When I tell people I work at a Gen Z company, they usually say two things: the first is “OMG WOW THAT’S SO COOL”, the second is “OMG WOW THAT SO COOL…my kid is Gen Z. I don’t understand you guys at ALL”. Obviously, I don’t [prefer] the latter, but I think it sparks an interesting and necessary conversation about the inflated sense of intergenerational understanding that we seem to have. With Gen-Zers coming of age and entering the workforce, it is important to debunk some of the myths about Gen Z in the workplace. More specifically, I want to address two main misconceptions: 

1) “Gen Z Has Unrealistic Expectations”

Now more than ever Gen Zers are bringing the fullness of their unique identities and digitally crafted perspectives to their work and sharing it within a workplace. This is a good thing.. actually, a great thing! While Gen Zers do want change, we are very practical about how we wish to bring about such change. For example, I’m only 22, and I’ve already lived through life changing events, most of which have taken place within the last two years. Some of which include global health crises, two economic recessions, life altering supreme court decisions, mass-shootings, an insurrection, a climate climate crisis. As a cohort of young people, we’ve divested from the traditional expectations and goals we’ve been taught to look forward to. We’ve seen that our futures are not promised and are fighting for a life that does not feel like it can be taken from us by more “unforeseen and unprecedented” circumstances. Gen Z doesn’t want radical change overnight, but we do expect radical change in our lifetimes. Our survival depends on it. Gen Z doesn’t have “proof of concept” that the traditional values of the workplace and society at large will work in our ever-changing world. Gen Zers are suffering the consequences of decisions that we did not make. Older generations can learn from our lived experiences and make real-time changes based on the adverse effects their decisions had on us. 

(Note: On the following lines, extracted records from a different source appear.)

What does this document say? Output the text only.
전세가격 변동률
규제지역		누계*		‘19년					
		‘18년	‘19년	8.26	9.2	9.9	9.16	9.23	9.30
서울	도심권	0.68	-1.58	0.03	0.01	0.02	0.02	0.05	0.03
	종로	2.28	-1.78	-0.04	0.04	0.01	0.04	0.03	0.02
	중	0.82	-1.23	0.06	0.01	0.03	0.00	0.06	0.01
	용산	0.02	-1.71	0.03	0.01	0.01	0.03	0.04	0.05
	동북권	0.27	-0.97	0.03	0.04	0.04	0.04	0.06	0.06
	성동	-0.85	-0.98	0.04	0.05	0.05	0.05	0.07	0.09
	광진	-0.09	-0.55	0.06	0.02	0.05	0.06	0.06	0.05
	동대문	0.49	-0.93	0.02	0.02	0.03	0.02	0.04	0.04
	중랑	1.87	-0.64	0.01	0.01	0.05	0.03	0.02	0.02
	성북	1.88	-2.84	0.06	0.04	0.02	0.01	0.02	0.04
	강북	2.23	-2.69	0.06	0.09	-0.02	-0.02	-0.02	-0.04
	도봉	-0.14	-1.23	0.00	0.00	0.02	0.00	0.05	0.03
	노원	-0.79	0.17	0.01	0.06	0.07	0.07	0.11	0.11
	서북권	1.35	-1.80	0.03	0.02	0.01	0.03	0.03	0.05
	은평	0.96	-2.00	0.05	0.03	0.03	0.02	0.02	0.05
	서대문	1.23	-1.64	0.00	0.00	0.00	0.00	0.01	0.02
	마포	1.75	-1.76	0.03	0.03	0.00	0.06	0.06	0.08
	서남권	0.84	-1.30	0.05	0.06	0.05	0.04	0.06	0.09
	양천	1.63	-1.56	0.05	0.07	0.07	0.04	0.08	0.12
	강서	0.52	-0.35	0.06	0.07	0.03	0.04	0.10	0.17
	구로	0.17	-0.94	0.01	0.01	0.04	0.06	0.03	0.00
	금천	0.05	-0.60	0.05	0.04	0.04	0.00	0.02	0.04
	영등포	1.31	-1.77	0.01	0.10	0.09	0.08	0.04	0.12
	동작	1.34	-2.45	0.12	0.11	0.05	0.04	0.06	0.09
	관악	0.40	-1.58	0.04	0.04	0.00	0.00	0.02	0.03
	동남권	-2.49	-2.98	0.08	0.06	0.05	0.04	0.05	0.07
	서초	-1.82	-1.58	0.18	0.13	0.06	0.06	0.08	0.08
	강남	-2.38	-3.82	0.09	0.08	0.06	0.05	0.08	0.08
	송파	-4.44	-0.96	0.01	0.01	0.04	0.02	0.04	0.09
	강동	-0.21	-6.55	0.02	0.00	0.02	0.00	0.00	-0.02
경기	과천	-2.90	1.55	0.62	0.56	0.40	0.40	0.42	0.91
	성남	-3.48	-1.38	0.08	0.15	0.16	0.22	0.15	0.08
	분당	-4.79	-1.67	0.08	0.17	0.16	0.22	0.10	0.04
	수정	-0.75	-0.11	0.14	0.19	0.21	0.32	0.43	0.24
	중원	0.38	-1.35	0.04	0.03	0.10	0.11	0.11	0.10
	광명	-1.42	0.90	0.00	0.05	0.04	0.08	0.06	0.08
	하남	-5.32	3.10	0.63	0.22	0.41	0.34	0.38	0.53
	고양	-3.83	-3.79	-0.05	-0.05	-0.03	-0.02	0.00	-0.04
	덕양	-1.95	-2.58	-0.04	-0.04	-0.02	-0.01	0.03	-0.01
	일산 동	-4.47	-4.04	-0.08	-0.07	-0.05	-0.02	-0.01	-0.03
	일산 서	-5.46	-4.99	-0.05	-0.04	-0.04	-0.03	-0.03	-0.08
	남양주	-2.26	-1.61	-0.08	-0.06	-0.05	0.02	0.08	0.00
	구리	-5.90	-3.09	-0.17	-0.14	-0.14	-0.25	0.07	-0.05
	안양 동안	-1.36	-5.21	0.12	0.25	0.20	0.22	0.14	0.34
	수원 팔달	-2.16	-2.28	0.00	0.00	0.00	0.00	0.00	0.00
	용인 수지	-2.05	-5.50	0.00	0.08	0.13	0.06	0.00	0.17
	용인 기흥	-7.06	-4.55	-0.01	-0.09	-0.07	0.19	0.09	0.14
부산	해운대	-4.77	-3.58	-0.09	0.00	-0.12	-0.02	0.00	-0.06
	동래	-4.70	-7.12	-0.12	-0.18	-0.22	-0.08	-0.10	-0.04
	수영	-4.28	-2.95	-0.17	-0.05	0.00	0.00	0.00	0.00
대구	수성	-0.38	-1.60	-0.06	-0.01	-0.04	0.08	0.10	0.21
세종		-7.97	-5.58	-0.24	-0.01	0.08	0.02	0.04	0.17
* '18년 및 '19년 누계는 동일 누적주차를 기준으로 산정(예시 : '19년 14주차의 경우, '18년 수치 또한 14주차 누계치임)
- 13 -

Consider this: Gen Z does not have unrealistic expectations– our expectations outgrew and are no longer compatible with some of the traditional values and expectations of the workforce. This framing challenges workplace culture and organizational structure to be the agents of change versus Gen ‘s values and morals. 

2) Gen Z is lazy

Gen Z is NOT lazy—we’re just burnt out. How could we possibly be lazy after experiencing all of the crises listed above? As it pertains to the workplace, we need to create a clear distinction between the Gen Zers on your team and the Gen Zers that live in your homes. We are not your children and the failure to distinguish the attitudes your Gen Z family members give you versus the valid critiques and boundaries Gen Zers establish in the workplace shuts down any chance at intergenerational dialogue within the workplace. The more you compare me to your son, the less valid my feedback and team contributions will seem. Gen Z is not a monolith—we are multi-faceted beings that have unique insights and a wealth of information that we are ready to bring to our jobs. 

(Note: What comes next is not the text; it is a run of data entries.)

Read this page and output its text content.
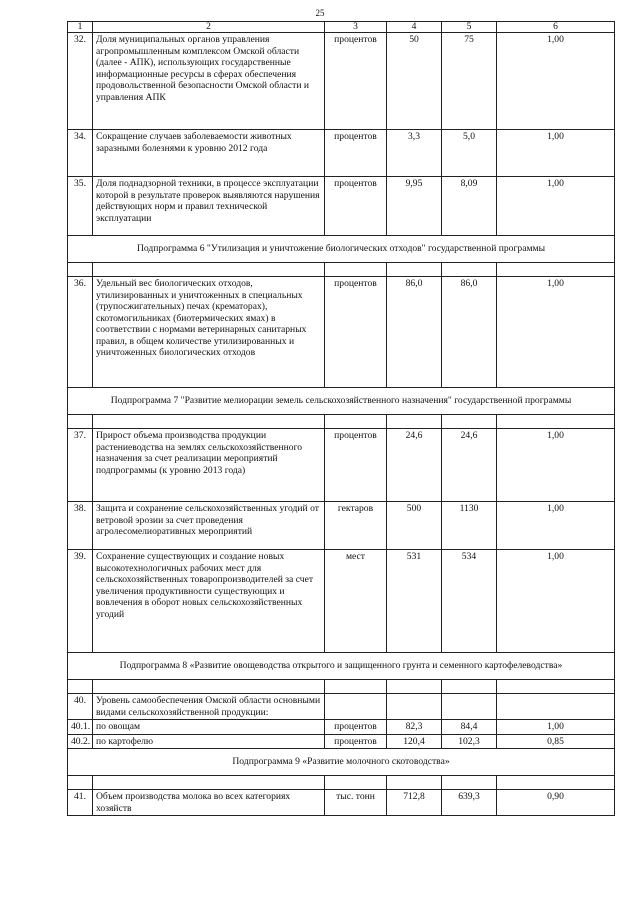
25
1	2	3	4	5	6
32.	Доля муниципальных органов управления агропромышленным комплексом Омской области (далее - АПК), использующих государственные информационные ресурсы в сферах обеспечения продовольственной безопасности Омской области и управления АПК	процентов	50	75	1,00
34.	Сокращение случаев заболеваемости животных заразными болезнями к уровню 2012 года	процентов	3,3	5,0	1,00
35.	Доля поднадзорной техники, в процессе эксплуатации которой в результате проверок выявляются нарушения действующих норм и правил технической эксплуатации	процентов	9,95	8,09	1,00
Подпрограмма 6 "Утилизация и уничтожение биологических отходов" государственной программы					

36.	Удельный вес биологических отходов, утилизированных и уничтоженных в специальных (трупосжигательных) печах (крематорах), скотомогильниках (биотермических ямах) в соответствии с нормами ветеринарных санитарных правил, в общем количестве утилизированных и уничтоженных биологических отходов	процентов	86,0	86,0	1,00
Подпрограмма 7 "Развитие мелиорации земель сельскохозяйственного назначения" государственной программы					

37.	Прирост объема производства продукции растениеводства на землях сельскохозяйственного назначения за счет реализации мероприятий подпрограммы (к уровню 2013 года)	процентов	24,6	24,6	1,00
38.	Защита и сохранение сельскохозяйственных угодий от ветровой эрозии за счет проведения агролесомелиоративных мероприятий	гектаров	500	1130	1,00
39.	Сохранение существующих и создание новых высокотехнологичных рабочих мест для сельскохозяйственных товаропроизводителей за счет увеличения продуктивности существующих и вовлечения в оборот новых сельскохозяйственных угодий	мест	531	534	1,00
Подпрограмма 8 «Развитие овощеводства открытого и защищенного грунта и семенного картофелеводства»					

40.	Уровень самообеспечения Омской области основными видами сельскохозяйственной продукции:				
40.1.	по овощам	процентов	82,3	84,4	1,00
40.2.	по картофелю	процентов	120,4	102,3	0,85
Подпрограмма 9 «Развитие молочного скотоводства»					

41.	Объем производства молока во всех категориях хозяйств	тыс. тонн	712,8	639,3	0,90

Gen Z is shaping out to be the most educated generation yet—continuing the upward trend of high school and college graduation rates. Despite this great accomplishment, our research found that 56% of Gen Zers feel underestimated at their jobs and 32% of Gen Zers would leave their jobs because of poor workplace culture. Perhaps the implicit bias against the capabilities of young people in the workplace coupled with the expectation Gen Zers have of their employers creates the perfect storm for an overall lack of enthusiasm. This leads to “quiet quitting”, the process of prioritizing your mental health and well being by no longer going above and beyond for your employer. In other words, doing the minimum amount of work possible in order to keep your job. Like any other generation, Gen Z wants you to believe in them, and not discount us as key players simply because of our age or “lack of experience”. 

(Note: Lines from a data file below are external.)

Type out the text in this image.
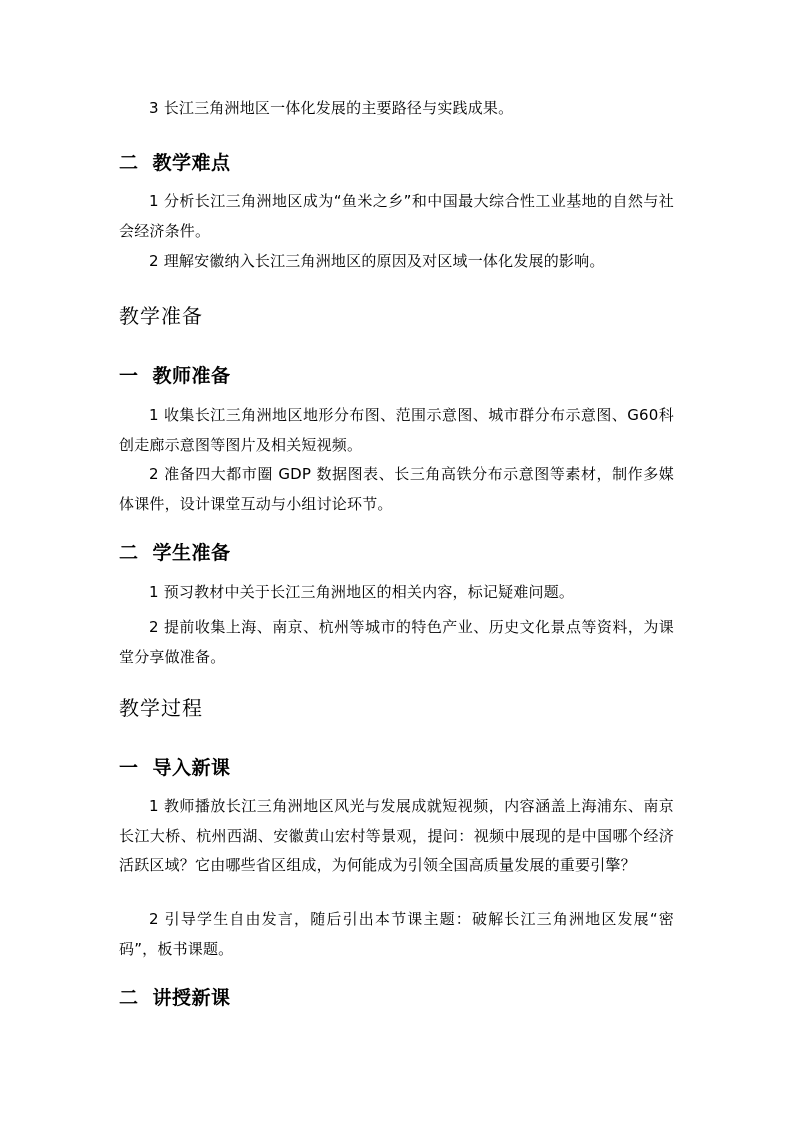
3 长江三角洲地区一体化发展的主要路径与实践成果。

二 教学难点

1 分析长江三角洲地区成为“鱼米之乡”和中国最大综合性工业基地的自然与社会经济条件。

2 理解安徽纳入长江三角洲地区的原因及对区域一体化发展的影响。

教学准备
一 教师准备

1 收集长江三角洲地区地形分布图、范围示意图、城市群分布示意图、G60科创走廊示意图等图片及相关短视频。

2 准备四大都市圈 GDP 数据图表、长三角高铁分布示意图等素材，制作多媒体课件，设计课堂互动与小组讨论环节。

二 学生准备

1 预习教材中关于长江三角洲地区的相关内容，标记疑难问题。

2 提前收集上海、南京、杭州等城市的特色产业、历史文化景点等资料，为课堂分享做准备。

教学过程
一 导入新课

1 教师播放长江三角洲地区风光与发展成就短视频，内容涵盖上海浦东、南京长江大桥、杭州西湖、安徽黄山宏村等景观，提问：视频中展现的是中国哪个经济活跃区域？它由哪些省区组成，为何能成为引领全国高质量发展的重要引擎？

2 引导学生自由发言，随后引出本节课主题：破解长江三角洲地区发展“密码”，板书课题。

二 讲授新课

The future of work is here, and it’s time for employers to invest more into understanding this new generation of employees. Gen Z is not “too difficult to understand.” We share similar values with past generations and use the teachings of those before us to formulate new and innovative ways to materialize our collective desires. Employers can [& do] benefit from facilitating intergenerational dialogue and amplifying the voices of Gen Z in the workplace. 

Daniel Ojo

Daniel, 22, is a Nigerian-American from Houston, Texas, and the Associate Director of Social Impact at JUV Consulting. Currently, he is a graduate student at Cornell University’s Institute for Public Affairs, where he will receive his master’s in public administration with a concentration in Human Rights and Social Policy. He is a recent graduate from the University of North Texas, where he received his B.A in Political Science and Criminal Legal Studies. Daniel was an active student leader involved in the Student Government Association, Black Student Union, University Program Council, and many more during his undergraduate career.